Si avec le projet de loi 19, les jeunes qui n’ont pas de soutien familial ne peuvent pas accéder au marché du travail ou doivent limiter leurs heures de travail, il devient presque impossible pour elles et eux de ne pas gagner leur vie au noir, en s’exposant aux risques que cela implique, craint Celeste Trianon.

« Les jeunes queers et trans, qui sont des jeunes tellement vulnérables, ne doivent pas avoir à faire un choix entre vivre entre un milieu psychologiquement malsain versus, vivre dans la rue et travailler au noir. »

Renforcer le filet social

« Il faut penser à comment on peut faire pour soutenir [les jeunes], comment on peut au moins s’assurer qu’ils puissent vivre sans avoir faim chaque soir », souligne Celeste Trianon. « Il faut avoir une réflexion là-dessus, pour protéger les enfants des situations de travail dangereuses, tout en s’assurant qu’ils ne soient pas propulsés dans des situations encore plus dangereuses » en étant forcé·es de contourner la loi.

« Si les jeunes doivent travailler à treize, quatorze ans, c’est qu’il y a des raisons sous-jacentes à ça au niveau [des pressions] économiques et de l’inflation présentement », remarque Jennifer Robillard.

Ainsi, la protection des enfants doit également comprendre des mesures d’aide socio-économiques, estime la Coalition Interjeunes.
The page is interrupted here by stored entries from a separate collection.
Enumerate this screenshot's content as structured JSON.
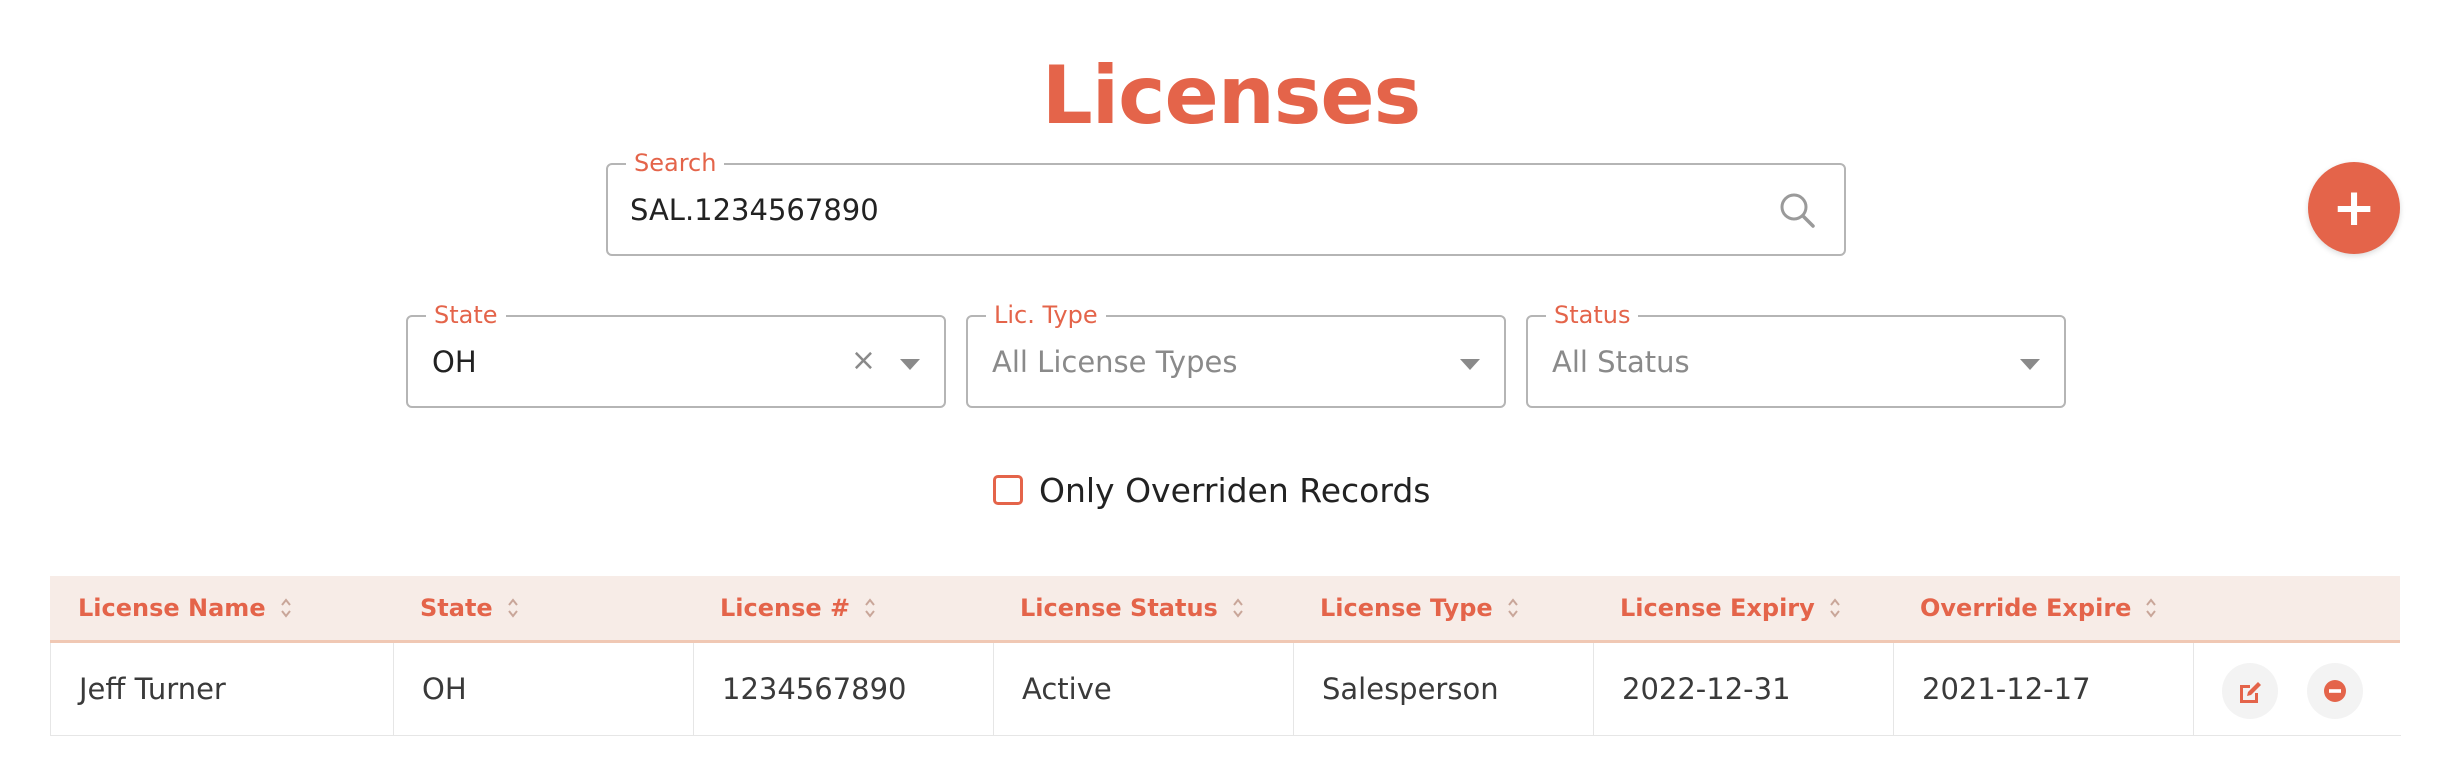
{
  "page": {
    "title": "Licenses"
  },
  "search": {
    "label": "Search",
    "value": "SAL.1234567890",
    "icon": "search-icon"
  },
  "filters": {
    "state": {
      "label": "State",
      "value": "OH",
      "clear": "×"
    },
    "lic_type": {
      "label": "Lic. Type",
      "value": "All License Types"
    },
    "status": {
      "label": "Status",
      "value": "All Status"
    }
  },
  "add_button": {
    "label": "+"
  },
  "override_checkbox": {
    "label": "Only Overriden Records",
    "checked": false
  },
  "table": {
    "columns": [
      "License Name",
      "State",
      "License #",
      "License Status",
      "License Type",
      "License Expiry",
      "Override Expire"
    ],
    "rows": [
      {
        "license_name": "Jeff Turner",
        "state": "OH",
        "license_number": "1234567890",
        "license_status": "Active",
        "license_type": "Salesperson",
        "license_expiry": "2022-12-31",
        "override_expire": "2021-12-17"
      }
    ]
  },
  "colors": {
    "accent": "#e4644a",
    "header_bg": "#f7ece7",
    "border": "#b5b5b5"
  }
}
L’organisme suggère notamment de bonifier l’aide sociale pour les familles, comme l’aide financière pour le logement, et de faciliter l’accès aux bourses scolaires des jeunes. 

« Il faut penser à comment on peut faire pour soutenir [les jeunes], comment on peut au moins s’assurer qu’ils puissent vivre sans avoir faim chaque soir. »

Celeste Trianon

« Ce sont des mesures qui viennent d’autres ministères, du réseau de la santé, de l’éducation, de la solidarité sociale », explique Jennifer Robillard, en résumant l’effort transversal nécessaire pour sortir les jeunes de la pauvreté. 

Selon la FTQ, le projet de loi 19 doit également s’accompagner d’une lutte contre la pauvreté, notamment par le biais de la hausse du salaire minimum, plus de logements sociaux abordables ainsi qu’un meilleur accès à la syndicalisation.